Oramed Pharmaceuticals and Premas Biotech have launched a joint venture company called Oravax Medical, which will be focused on the development of the world’s first oral COVID-19 vaccine. The new company will harness Oramed’s oral delivery mechanism and Premas’ vaccine technology to develop a vaccine candidate that will target three structural proteins on SARS-CoV-2. The design of this candidate, according to the company, should make the vaccine easier to modify for new variants of the novel coronavirus. Additionally, the oral delivery of the vaccine makes it easier to administer and distribute. A pilot study previously showed the oral vaccine supported systemic immunity. The company plans to launch a phase 1 study on the candidate in the second quarter of 2020.
A recent study from Israel shows the Pfizer/BioNTech COVID-19 vaccine is not as effective against the South African SARS-CoV-2 strain compared with the coronavirus strain first identified in the UK. The study was an analysis of blood samples from 10 patients who had recovered from COVID-19. Researchers collected samples at 21 days after the first vaccine dose and nine to 11 days following the second vaccine dose. The study found the vaccine generated high antibody levels against the UK variant but only moderate neutralization was observed against the variant from South Africa. In contrast, another study reported earlier this month showed the Pfizer/BioNTech vaccine was 94 percent effective against asymptomatic COVID-19 infections.

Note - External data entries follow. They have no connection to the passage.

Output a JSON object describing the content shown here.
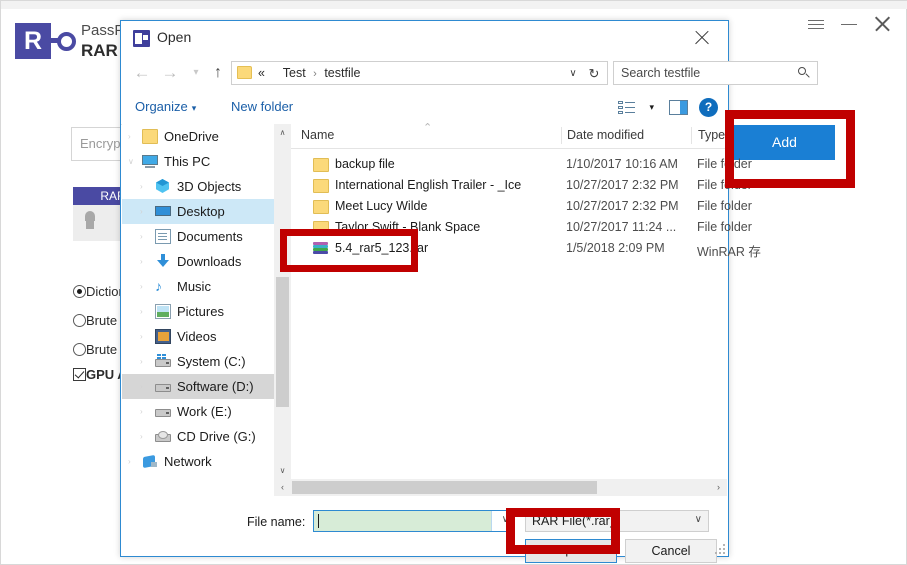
{
  "app": {
    "brand_line1": "PassFab for",
    "brand_line2": "RAR",
    "logo_letter": "R",
    "window_controls": {
      "menu": "menu-icon",
      "minimize": "minimize-icon",
      "close": "close-icon"
    },
    "encrypt_box_label": "Encrypted",
    "rar_tab_label": "RAR",
    "options": [
      {
        "label": "Dictionary Attack",
        "type": "radio",
        "checked": true
      },
      {
        "label": "Brute Force with Mask Attack",
        "type": "radio",
        "checked": false
      },
      {
        "label": "Brute Force Attack",
        "type": "radio",
        "checked": false
      },
      {
        "label": "GPU Acceleration",
        "type": "checkbox",
        "checked": true
      }
    ],
    "add_button_label": "Add",
    "add_button_color": "#1a7fd4"
  },
  "dialog": {
    "title": "Open",
    "close_label": "✕",
    "nav": {
      "back": "←",
      "forward": "→",
      "recent": "▾",
      "up": "↑"
    },
    "breadcrumb": {
      "prefix": "«",
      "parts": [
        "Test",
        "testfile"
      ],
      "separator": "›",
      "chevron": "∨",
      "refresh": "↻"
    },
    "search": {
      "placeholder": "Search testfile",
      "value": "Search testfile"
    },
    "toolbar": {
      "organize_label": "Organize",
      "organize_caret": "▾",
      "new_folder_label": "New folder",
      "view_caret": "▾",
      "help_label": "?"
    },
    "nav_pane": {
      "items": [
        {
          "label": "OneDrive",
          "icon": "folder-icon",
          "level": 1,
          "chevron": "›",
          "state": "none"
        },
        {
          "label": "This PC",
          "icon": "this-pc-icon",
          "level": 1,
          "chevron": "∨",
          "state": "none"
        },
        {
          "label": "3D Objects",
          "icon": "3d-objects-icon",
          "level": 2,
          "chevron": "›",
          "state": "none"
        },
        {
          "label": "Desktop",
          "icon": "desktop-icon",
          "level": 2,
          "chevron": "›",
          "state": "selected-blue"
        },
        {
          "label": "Documents",
          "icon": "documents-icon",
          "level": 2,
          "chevron": "›",
          "state": "none"
        },
        {
          "label": "Downloads",
          "icon": "downloads-icon",
          "level": 2,
          "chevron": "›",
          "state": "none"
        },
        {
          "label": "Music",
          "icon": "music-icon",
          "level": 2,
          "chevron": "›",
          "state": "none"
        },
        {
          "label": "Pictures",
          "icon": "pictures-icon",
          "level": 2,
          "chevron": "›",
          "state": "none"
        },
        {
          "label": "Videos",
          "icon": "videos-icon",
          "level": 2,
          "chevron": "›",
          "state": "none"
        },
        {
          "label": "System (C:)",
          "icon": "system-drive-icon",
          "level": 2,
          "chevron": "›",
          "state": "none"
        },
        {
          "label": "Software (D:)",
          "icon": "drive-icon",
          "level": 2,
          "chevron": "›",
          "state": "selected-gray"
        },
        {
          "label": "Work (E:)",
          "icon": "drive-icon",
          "level": 2,
          "chevron": "›",
          "state": "none"
        },
        {
          "label": "CD Drive (G:)",
          "icon": "cd-drive-icon",
          "level": 2,
          "chevron": "›",
          "state": "none"
        },
        {
          "label": "Network",
          "icon": "network-icon",
          "level": 1,
          "chevron": "›",
          "state": "none"
        }
      ],
      "scroll_up": "∧",
      "scroll_down": "∨"
    },
    "file_list": {
      "columns": [
        "Name",
        "Date modified",
        "Type"
      ],
      "sort_indicator": "⌃",
      "rows": [
        {
          "name": "backup file",
          "date": "1/10/2017 10:16 AM",
          "type": "File folder",
          "icon": "folder-icon"
        },
        {
          "name": "International English Trailer - _Ice",
          "date": "10/27/2017 2:32 PM",
          "type": "File folder",
          "icon": "folder-icon"
        },
        {
          "name": "Meet Lucy Wilde",
          "date": "10/27/2017 2:32 PM",
          "type": "File folder",
          "icon": "folder-icon"
        },
        {
          "name": "Taylor Swift - Blank Space",
          "date": "10/27/2017 11:24 ...",
          "type": "File folder",
          "icon": "folder-icon"
        },
        {
          "name": "5.4_rar5_123.rar",
          "date": "1/5/2018 2:09 PM",
          "type": "WinRAR 存",
          "icon": "rar-archive-icon"
        }
      ],
      "hscroll_left": "‹",
      "hscroll_right": "›"
    },
    "footer": {
      "file_name_label": "File name:",
      "file_name_value": "",
      "file_name_caret_visible": true,
      "filter_value": "RAR File(*.rar)",
      "filter_caret": "∨",
      "open_label": "Open",
      "cancel_label": "Cancel"
    }
  },
  "annotations": {
    "color": "#c00000",
    "boxes": [
      "add-button",
      "rar-file-row",
      "open-button"
    ]
  }
}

Preliminary results from Sinovac Biotech’s phase 1 and 2 clinical trials show its COVID-19 vaccine CoronaVac was safe and generated immune responses in children and adolescents. These preliminary data were from studies that included more than 500 patients between three and 17 years of age who received two shots of either the vaccine or a placebo. In terms of safety, most adverse reactions observed in the patients were mild in severity. Two children who received a low vaccine dose had high fever following inoculation. Antibodies generated after vaccination with CoronaVac were higher than previously observed in adults and elderly patients. A lower vaccine dose worked better in children between the ages of three and 11 years, and a median dose worked best for those between age 12 and 17.

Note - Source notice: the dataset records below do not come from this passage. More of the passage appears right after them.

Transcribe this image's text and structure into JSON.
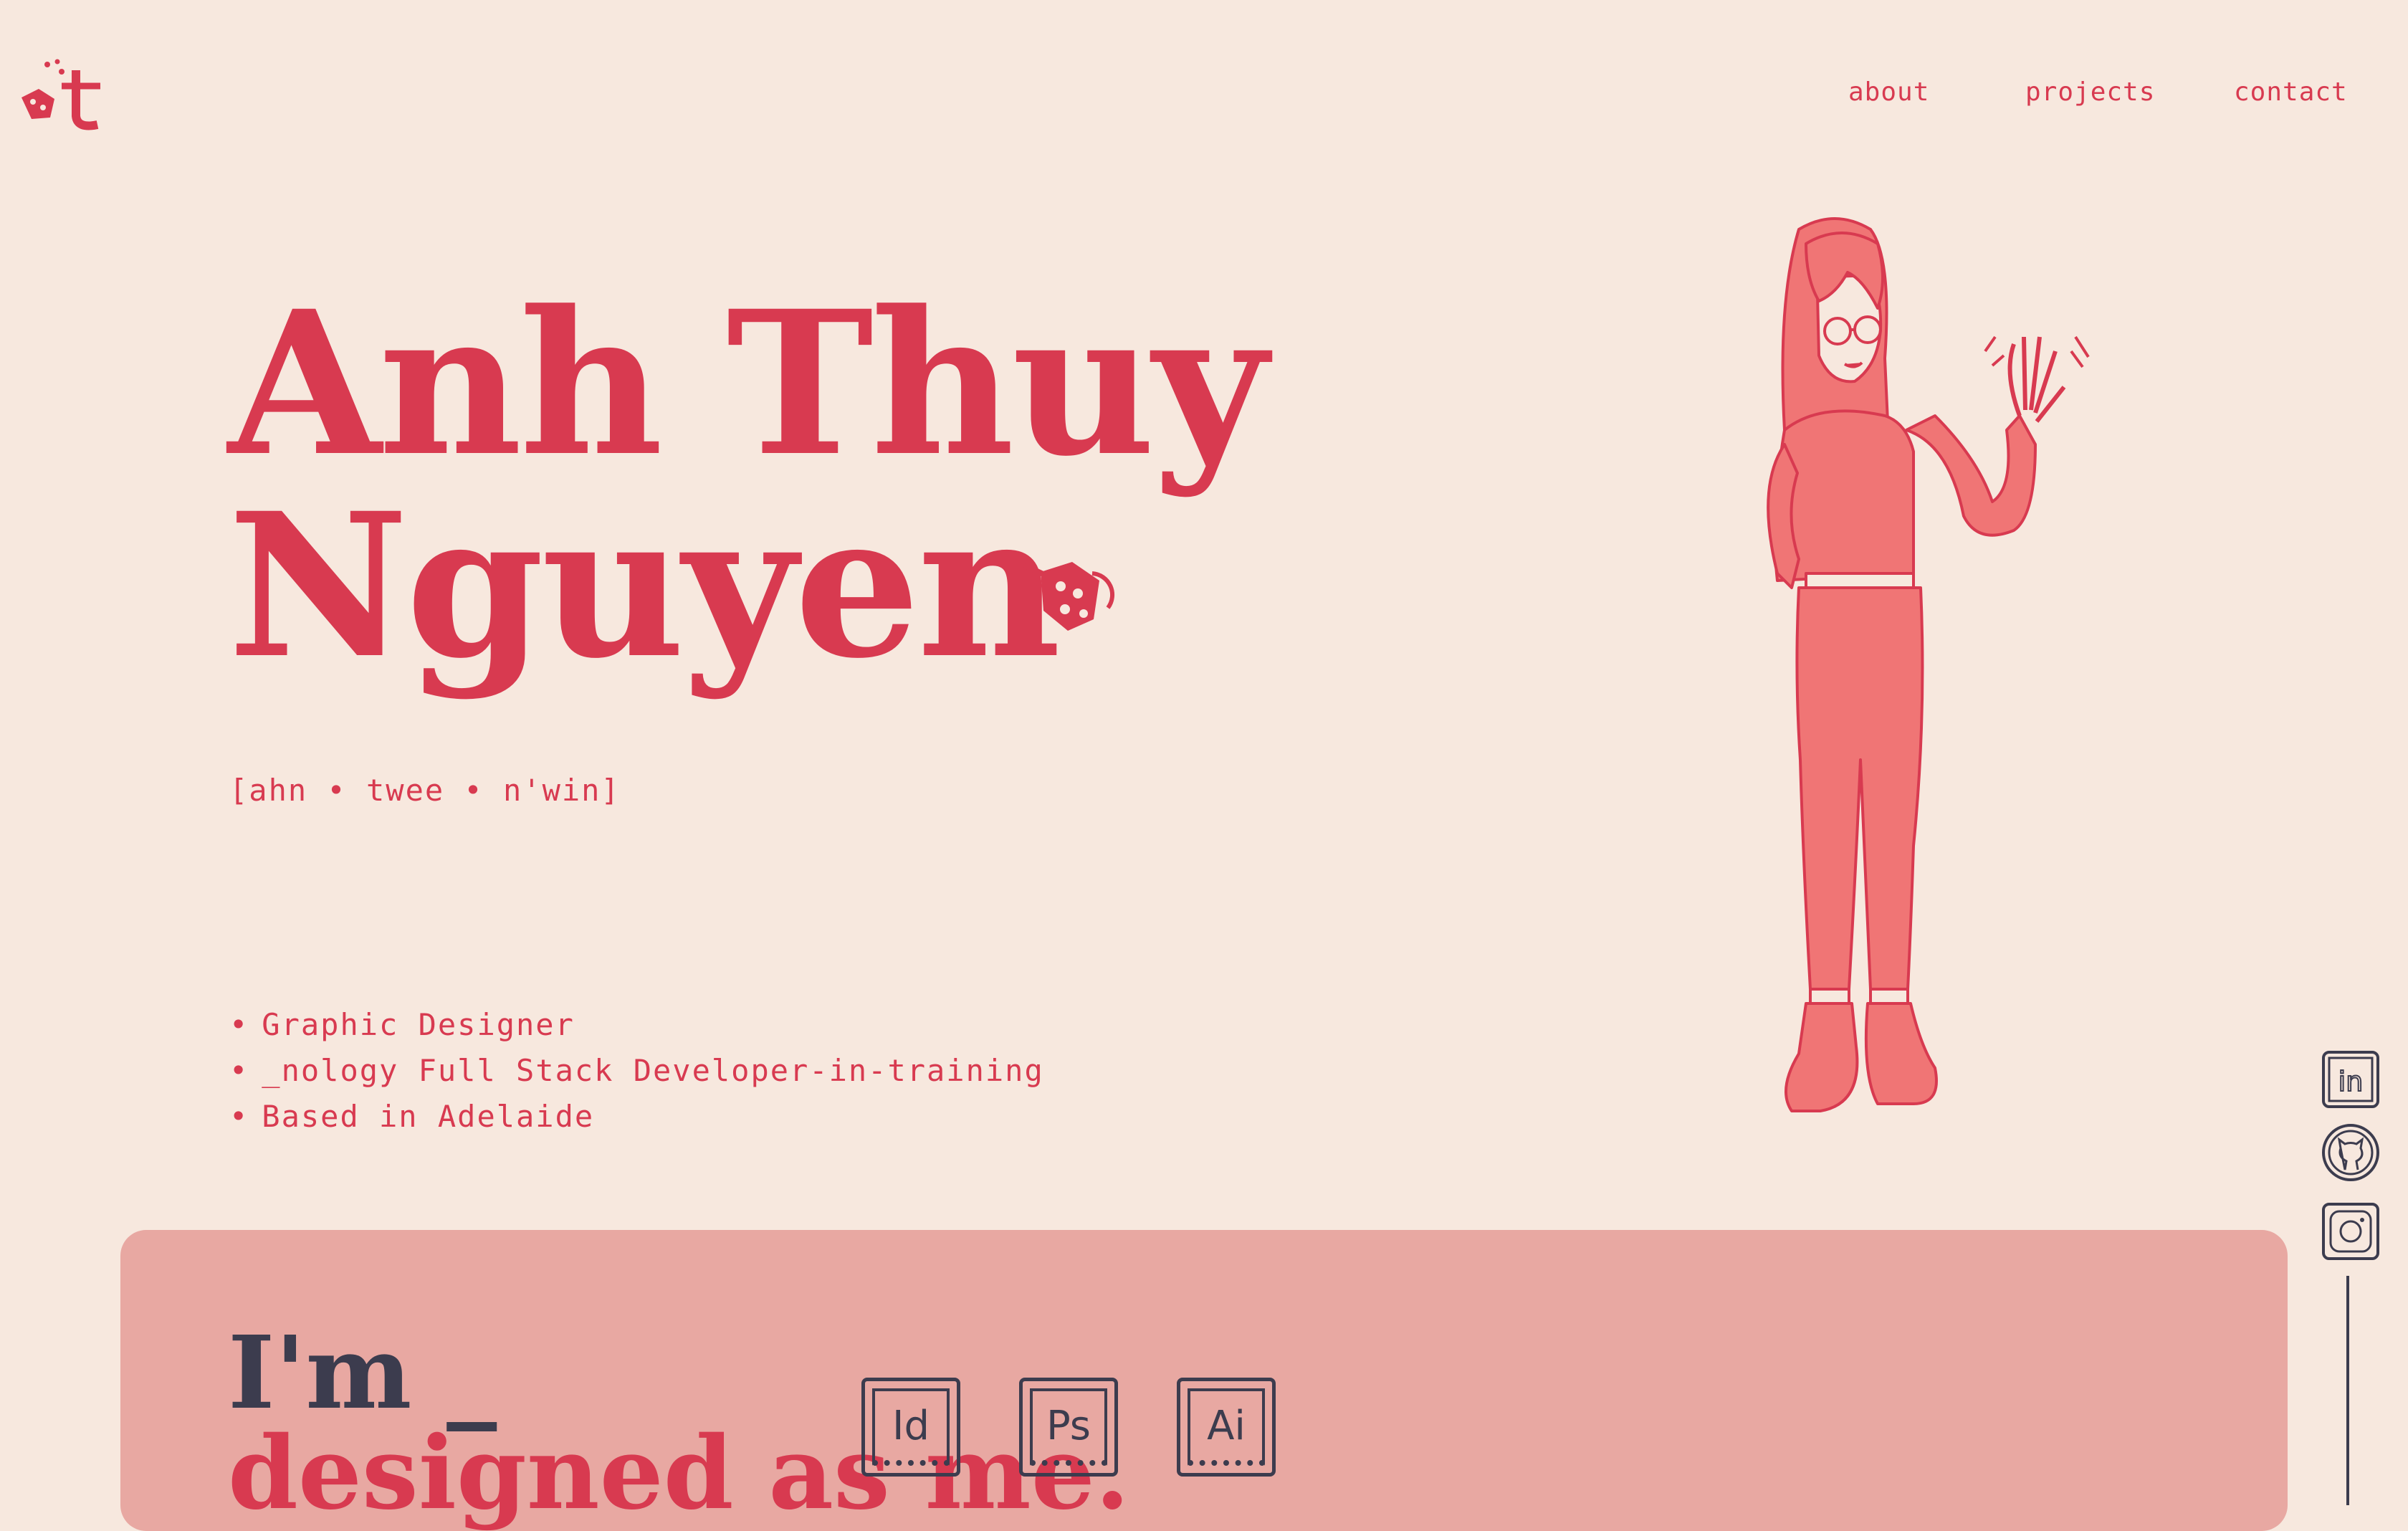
{
  "header": {
    "nav": {
      "about": "about",
      "projects": "projects",
      "contact": "contact"
    }
  },
  "hero": {
    "first_name": "Anh Thuy",
    "last_name": "Nguyen",
    "pronunciation": "[ahn • twee • n'win]",
    "roles": [
      "Graphic Designer",
      "_nology Full Stack Developer-in-training",
      "Based in Adelaide"
    ]
  },
  "intro": {
    "line1": "I'm _",
    "line2": "designed as me.",
    "tools": [
      "Id",
      "Ps",
      "Ai"
    ]
  },
  "social": {
    "icons": [
      "linkedin-icon",
      "github-icon",
      "instagram-icon"
    ]
  },
  "colors": {
    "background": "#f7e8de",
    "accent": "#d83a50",
    "panel": "#e8a8a2",
    "dark": "#3c3c4e"
  }
}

The first patients have been dosed in Clover Biopharmaceuticals’ and Dynavax Technologies’ global phase 2/3 trial of Clover’s protein-based S-Trimer COVID-19 vaccine candidate adjuvanted with Dynavax’s CpG 1018 plus alum. The randomized controlled trial will evaluate the safety, efficacy and immunogenicity of the two-dose vaccine. More than 22,000 adults and elderly participants will be enrolled at sites across Latin America, Asia, Africa and Europe. Clover will conduct an interim analysis to determine if the vaccine offers favorable effects in this study population. Current enrollment rates and COVID-19 cases in the study suggest an interim analysis of the primary endpoint should occur sometime in the middle of this year.